Borowitz broie du noir

L'ouvrage:
Jared Borowitz, physicien de renom, devient grincheux. Il en a assez de ce qu'il pense être la crétinerie des gens. Il ne supporte pas certaines croyances, qu'en bon physicien, il ne peut que rejeter, et est exaspéré que des gens y ajoutent foi. Sa compagne, Katherine, voit bien que le monde agace Jared, mais sent que le sujet est difficile à aborder avec lui.
C'est alors qu'il est dans cet état d'esprit que plusieurs événements vont bouleverser sa vie.

Critique:
Ayant adoré «Meyer et la catastrophe», je ne pouvais pas passer à côté du premier roman de Steven Boikey Sidley.
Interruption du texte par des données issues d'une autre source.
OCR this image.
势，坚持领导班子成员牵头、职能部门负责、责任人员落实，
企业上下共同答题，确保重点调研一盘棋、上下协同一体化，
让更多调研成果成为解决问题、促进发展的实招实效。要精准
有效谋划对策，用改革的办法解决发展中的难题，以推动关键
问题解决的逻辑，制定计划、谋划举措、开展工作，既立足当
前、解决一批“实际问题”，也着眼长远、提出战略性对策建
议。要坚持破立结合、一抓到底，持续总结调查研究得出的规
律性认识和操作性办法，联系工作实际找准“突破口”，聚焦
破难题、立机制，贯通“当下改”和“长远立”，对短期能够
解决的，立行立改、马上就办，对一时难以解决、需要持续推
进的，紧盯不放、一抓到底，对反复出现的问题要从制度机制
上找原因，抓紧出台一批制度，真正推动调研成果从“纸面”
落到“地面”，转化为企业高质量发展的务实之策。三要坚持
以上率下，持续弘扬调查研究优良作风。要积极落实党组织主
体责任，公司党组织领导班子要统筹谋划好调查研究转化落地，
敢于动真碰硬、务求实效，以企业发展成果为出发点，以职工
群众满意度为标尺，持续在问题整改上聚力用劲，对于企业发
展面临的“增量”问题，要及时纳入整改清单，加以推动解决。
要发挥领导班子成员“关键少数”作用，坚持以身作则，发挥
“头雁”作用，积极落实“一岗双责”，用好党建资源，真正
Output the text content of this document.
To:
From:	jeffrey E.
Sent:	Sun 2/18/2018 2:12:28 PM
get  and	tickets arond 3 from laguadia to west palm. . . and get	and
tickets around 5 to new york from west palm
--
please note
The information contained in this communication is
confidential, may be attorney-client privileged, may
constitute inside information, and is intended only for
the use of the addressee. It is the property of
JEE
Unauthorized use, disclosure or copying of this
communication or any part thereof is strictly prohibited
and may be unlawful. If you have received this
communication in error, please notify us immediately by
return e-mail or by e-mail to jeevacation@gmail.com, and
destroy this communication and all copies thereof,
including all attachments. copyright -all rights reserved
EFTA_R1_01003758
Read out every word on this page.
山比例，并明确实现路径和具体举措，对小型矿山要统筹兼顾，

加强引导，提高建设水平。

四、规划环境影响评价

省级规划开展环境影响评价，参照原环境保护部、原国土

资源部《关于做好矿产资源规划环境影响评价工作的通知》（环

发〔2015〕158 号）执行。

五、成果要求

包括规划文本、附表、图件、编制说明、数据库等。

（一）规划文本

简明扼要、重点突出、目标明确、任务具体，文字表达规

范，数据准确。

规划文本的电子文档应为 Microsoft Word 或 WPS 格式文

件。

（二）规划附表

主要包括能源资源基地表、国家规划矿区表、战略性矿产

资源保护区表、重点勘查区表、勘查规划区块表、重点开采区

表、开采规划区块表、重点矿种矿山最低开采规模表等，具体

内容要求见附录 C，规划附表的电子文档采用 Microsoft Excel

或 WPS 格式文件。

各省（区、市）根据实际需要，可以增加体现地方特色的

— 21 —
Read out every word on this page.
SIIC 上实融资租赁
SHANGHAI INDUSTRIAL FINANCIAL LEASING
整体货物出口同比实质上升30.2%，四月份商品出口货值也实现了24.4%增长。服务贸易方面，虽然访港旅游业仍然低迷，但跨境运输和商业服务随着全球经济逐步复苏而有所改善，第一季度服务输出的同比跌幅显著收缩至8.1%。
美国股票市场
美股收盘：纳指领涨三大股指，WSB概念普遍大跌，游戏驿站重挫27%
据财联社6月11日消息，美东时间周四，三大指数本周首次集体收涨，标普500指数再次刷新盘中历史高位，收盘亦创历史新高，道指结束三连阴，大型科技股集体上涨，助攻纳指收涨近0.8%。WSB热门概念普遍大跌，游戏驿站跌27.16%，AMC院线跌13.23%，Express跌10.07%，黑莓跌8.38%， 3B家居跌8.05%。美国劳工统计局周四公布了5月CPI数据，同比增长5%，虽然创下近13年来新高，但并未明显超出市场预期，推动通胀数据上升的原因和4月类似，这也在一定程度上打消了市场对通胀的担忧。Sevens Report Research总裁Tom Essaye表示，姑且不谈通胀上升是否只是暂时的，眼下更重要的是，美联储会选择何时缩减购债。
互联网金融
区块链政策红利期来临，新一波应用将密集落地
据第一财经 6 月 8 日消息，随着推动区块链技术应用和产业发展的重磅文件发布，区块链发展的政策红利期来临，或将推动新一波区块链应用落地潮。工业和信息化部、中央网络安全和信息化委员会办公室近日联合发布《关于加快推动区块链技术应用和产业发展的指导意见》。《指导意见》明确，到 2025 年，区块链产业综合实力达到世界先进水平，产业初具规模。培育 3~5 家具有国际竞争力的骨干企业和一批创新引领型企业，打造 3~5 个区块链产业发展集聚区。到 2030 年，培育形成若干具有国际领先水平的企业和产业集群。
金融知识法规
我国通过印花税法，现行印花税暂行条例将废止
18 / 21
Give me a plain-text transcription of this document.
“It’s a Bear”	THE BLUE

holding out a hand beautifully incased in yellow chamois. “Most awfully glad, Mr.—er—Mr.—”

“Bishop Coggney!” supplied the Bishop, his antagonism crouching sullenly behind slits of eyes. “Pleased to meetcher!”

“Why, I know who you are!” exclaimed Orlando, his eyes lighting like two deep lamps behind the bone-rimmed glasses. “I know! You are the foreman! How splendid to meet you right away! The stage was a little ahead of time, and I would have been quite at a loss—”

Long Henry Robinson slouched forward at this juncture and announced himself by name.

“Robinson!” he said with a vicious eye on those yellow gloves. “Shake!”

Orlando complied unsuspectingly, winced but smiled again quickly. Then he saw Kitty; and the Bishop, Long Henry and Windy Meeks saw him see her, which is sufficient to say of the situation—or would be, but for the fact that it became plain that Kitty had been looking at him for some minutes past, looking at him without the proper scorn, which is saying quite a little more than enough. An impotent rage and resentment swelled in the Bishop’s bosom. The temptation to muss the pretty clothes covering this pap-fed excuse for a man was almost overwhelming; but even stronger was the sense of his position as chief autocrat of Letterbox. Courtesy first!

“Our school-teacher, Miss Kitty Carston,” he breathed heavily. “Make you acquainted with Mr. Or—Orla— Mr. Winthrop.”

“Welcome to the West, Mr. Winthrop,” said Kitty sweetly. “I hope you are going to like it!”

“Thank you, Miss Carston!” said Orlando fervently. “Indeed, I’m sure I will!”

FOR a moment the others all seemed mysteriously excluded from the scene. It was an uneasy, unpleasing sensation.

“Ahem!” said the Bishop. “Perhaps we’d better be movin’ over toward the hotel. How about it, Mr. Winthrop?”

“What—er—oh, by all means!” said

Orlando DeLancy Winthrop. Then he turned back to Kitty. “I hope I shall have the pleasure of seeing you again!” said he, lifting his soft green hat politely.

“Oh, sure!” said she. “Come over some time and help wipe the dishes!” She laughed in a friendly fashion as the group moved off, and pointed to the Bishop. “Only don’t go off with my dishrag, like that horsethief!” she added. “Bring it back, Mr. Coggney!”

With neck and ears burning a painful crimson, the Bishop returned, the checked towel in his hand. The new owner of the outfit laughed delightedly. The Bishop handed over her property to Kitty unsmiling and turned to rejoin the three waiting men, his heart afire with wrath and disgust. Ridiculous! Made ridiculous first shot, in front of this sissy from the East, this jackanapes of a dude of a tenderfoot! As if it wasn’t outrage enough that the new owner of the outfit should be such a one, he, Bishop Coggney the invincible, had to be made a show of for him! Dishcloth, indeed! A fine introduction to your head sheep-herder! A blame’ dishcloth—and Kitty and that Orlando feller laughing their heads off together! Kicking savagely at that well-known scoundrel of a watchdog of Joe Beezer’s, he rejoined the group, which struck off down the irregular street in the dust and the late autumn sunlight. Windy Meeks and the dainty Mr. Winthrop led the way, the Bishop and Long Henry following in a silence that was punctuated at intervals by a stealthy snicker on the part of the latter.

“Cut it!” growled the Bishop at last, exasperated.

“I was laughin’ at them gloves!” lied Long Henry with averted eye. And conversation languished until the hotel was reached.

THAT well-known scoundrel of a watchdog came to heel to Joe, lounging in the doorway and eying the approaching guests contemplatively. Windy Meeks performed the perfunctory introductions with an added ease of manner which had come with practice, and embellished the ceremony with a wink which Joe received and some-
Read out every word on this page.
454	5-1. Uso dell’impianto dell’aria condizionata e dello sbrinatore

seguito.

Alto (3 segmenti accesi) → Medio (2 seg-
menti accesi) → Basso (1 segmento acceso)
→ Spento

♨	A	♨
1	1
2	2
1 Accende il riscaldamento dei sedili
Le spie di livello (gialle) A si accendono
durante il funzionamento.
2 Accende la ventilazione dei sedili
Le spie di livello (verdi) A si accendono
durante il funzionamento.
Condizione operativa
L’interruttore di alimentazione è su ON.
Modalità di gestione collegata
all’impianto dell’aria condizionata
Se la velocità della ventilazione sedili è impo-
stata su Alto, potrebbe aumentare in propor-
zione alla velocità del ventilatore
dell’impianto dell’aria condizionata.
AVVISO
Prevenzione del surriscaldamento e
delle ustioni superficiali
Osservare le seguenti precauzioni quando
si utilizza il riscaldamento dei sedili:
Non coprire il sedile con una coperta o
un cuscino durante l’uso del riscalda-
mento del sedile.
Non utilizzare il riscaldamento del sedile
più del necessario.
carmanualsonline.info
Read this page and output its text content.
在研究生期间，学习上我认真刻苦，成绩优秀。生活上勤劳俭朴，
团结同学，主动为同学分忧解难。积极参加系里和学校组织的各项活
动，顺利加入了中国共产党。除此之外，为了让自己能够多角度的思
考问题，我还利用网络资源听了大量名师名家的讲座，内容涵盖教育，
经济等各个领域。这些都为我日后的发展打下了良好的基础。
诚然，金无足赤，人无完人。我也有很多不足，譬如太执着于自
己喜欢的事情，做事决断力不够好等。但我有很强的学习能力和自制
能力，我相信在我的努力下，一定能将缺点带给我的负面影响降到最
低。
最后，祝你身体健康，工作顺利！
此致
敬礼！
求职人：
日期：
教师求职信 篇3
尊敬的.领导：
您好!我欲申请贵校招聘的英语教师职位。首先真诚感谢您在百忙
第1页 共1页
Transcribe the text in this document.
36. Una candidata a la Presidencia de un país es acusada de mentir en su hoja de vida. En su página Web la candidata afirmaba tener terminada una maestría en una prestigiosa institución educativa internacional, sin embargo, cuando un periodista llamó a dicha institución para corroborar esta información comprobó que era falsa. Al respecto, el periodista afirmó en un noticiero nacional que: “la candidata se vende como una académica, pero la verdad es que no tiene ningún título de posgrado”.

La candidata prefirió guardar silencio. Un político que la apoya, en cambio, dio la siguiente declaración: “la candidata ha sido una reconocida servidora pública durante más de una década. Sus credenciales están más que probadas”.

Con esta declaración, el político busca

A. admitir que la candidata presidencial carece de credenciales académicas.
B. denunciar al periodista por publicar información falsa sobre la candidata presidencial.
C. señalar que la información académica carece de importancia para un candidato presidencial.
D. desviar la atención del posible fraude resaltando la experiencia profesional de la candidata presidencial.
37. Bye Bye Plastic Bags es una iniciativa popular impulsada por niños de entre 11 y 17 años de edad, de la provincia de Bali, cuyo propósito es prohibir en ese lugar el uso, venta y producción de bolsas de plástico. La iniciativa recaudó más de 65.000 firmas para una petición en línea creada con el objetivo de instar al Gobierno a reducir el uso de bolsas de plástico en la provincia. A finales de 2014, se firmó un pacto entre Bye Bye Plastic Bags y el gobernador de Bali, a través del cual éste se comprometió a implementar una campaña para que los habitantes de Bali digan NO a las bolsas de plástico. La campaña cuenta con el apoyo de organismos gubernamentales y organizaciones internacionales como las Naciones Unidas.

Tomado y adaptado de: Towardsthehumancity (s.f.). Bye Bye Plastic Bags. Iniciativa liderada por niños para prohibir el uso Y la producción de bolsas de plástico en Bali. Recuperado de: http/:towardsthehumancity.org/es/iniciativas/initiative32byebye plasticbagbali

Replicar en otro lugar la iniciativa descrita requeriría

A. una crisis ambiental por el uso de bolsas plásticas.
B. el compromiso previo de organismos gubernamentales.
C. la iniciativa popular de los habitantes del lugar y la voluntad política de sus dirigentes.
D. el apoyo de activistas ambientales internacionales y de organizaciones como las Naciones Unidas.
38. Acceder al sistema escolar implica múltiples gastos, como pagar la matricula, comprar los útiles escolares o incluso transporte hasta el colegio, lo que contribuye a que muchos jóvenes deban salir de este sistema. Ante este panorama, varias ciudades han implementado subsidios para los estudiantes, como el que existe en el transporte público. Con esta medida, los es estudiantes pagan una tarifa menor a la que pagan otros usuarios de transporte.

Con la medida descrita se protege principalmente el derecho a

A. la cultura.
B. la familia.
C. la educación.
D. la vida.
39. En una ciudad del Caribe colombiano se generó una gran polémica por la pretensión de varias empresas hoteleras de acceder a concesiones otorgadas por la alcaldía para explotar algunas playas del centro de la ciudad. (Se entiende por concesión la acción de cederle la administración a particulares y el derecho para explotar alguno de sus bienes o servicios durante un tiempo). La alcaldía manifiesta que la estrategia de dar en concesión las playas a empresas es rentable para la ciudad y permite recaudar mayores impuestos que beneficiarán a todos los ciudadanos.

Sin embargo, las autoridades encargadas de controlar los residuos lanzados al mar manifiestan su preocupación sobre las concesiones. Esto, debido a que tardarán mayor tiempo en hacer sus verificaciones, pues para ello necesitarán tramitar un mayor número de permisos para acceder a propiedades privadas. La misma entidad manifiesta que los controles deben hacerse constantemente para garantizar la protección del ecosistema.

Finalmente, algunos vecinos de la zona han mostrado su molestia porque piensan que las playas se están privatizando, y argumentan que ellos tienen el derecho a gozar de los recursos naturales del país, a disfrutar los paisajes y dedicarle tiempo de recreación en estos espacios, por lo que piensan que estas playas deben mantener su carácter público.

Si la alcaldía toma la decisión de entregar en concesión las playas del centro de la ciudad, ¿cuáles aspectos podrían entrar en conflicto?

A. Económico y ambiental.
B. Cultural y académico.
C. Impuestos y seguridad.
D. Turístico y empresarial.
Je l'ai beaucoup aimé, également. La façon de faire de l'auteur est un peu pareille, bien qu'il ne se passe pas du tout la même chose dans les deux romans. Le décor est planté, on voit Jared évoluer: son travail, sa vie privée, ses amis, etc. Steven Boikey Sidley est un des rares romanciers qui parvient à m'intéresser en s'attachant au quotidien de ses personnages. Pendant un moment, tout comme dans «Meyer et la catastrophe», on ne sait pas trop où tout cela va mener. Je ne me suis pas du tout ennuyée parce que le style de l'auteur est vivant, et qu'il montre des personnages intéressants. Sans vouloir avoir quelqu'un comme Ryan pour ami, j'ai trouvé drôle d'observer ses actes, de lire ses répliques, etc. J'ai également apprécié la scène du déjeuner chez Nora, la mère de Jared. Elle est comme une parodie de caricature, puisque Nora et son fils savent très bien à quoi s'en tenir, quant au petit spectacle auquel ils se livrent pour la plus grande joie du lecteur.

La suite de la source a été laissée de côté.